Elena Murariu a commencé à peindre alors qu’elle était très jeune. À l’école, elle se fit vite remarquer par sa maîtresse qui a conseillé ses parents de l’orienter vers une carrière artistique. C’est donc à l’ âge de 10 ans qu’elle a commencé à étudier la peinture à Botoșani. Ensuite elle a suivi l’École des beaux-arts de Iassy et la Faculté des beaux-arts de Bucarest, ainsi qu’une formation en restauration d’œuvres d’art en Italie.

Comment êtes-vous devenue, d’une artiste laïque, une artiste chrétienne ?

Je pense que telle a été la volonté de Dieu. Au lycée, j’admirais beaucoup ma professeur de tapisserie, Felicia Buliga, et j’ai souhaité faire la même chose, devenir une artiste en tapisserie. J’ai essayé deux fois d’entrer à la faculté de tapisserie, mais j’ai échoué. À cette époque il y avait seulement dix places et des dizaines de candidates ! L’année suivante, on ne pouvait suivre cette spécialité qu’aux cours du soir et, donc, j’ai été obligée de changer mes options. Comme je n’avais pas beaucoup de choix, je me suis décidée à passer l’examen en art monumental et restauration. À l’époque, je ne savais même pas très bien ce que cela voulait dire. Heureusement, cette fois j’ai été admise. J’ai appris beaucoup de choses intéressantes et j’ai commencé à restaurer les peintures des églises. Une fois entré dans une église, on remarque certains aspects et l’on commence à se poser des questions, on veut trouver les réponses, et petit à petit on change. Une fois qu’on a changé, le fruit de notre travail devient aussi chrétien.

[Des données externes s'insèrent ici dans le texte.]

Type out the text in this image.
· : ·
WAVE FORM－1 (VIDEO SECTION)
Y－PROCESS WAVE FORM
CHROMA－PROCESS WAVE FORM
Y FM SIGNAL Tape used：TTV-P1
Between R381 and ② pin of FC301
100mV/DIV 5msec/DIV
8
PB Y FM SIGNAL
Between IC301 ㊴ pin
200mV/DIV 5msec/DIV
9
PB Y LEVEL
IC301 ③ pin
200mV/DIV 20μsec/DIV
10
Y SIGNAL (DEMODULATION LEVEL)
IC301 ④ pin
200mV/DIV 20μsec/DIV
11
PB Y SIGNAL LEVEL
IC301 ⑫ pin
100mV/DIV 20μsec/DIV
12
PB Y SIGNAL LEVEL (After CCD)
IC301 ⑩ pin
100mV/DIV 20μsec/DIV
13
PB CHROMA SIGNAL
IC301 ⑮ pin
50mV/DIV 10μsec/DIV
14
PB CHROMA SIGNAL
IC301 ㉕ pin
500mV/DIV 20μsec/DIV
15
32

Quelle technique employez-vous ?

Je travaille surtout la technique spécifique de l’icône sur bois, mais je fais aussi de l’art graphique sur papier avec de l’encre et de la feuille d’or. J’aime cette technique, car elle me permet d’exprimer très vite mes idées et elle m’offre ainsi une grande liberté d’expression.

Les visages que vous peignez sont très expressifs. Quel est leur secret ?

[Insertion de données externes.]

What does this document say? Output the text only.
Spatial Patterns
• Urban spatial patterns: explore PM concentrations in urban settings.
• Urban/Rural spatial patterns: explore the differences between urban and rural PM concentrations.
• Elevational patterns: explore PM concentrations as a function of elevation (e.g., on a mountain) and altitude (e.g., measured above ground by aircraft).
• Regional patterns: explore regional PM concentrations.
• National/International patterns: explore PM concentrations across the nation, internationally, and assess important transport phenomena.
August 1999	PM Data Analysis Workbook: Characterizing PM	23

L’expression part des données canoniques que l’on connaît du saint que je représente et elle est couronnée par mon expérience personnelle qui s’appuie sur beaucoup de pratique, de connaissances spécifiques au métier de peintre et aussi d’iconographe. Je m’appuie sur les connaissances et la technique acquises pendant mes douze années d’études, ainsi que les années durant lesquelles j’ai travaillé dans mon atelier et sur les chantiers de restauration. Mais dans cette œuvre, l’ingrédient fondamental est évidemment le travail du Saint-Esprit.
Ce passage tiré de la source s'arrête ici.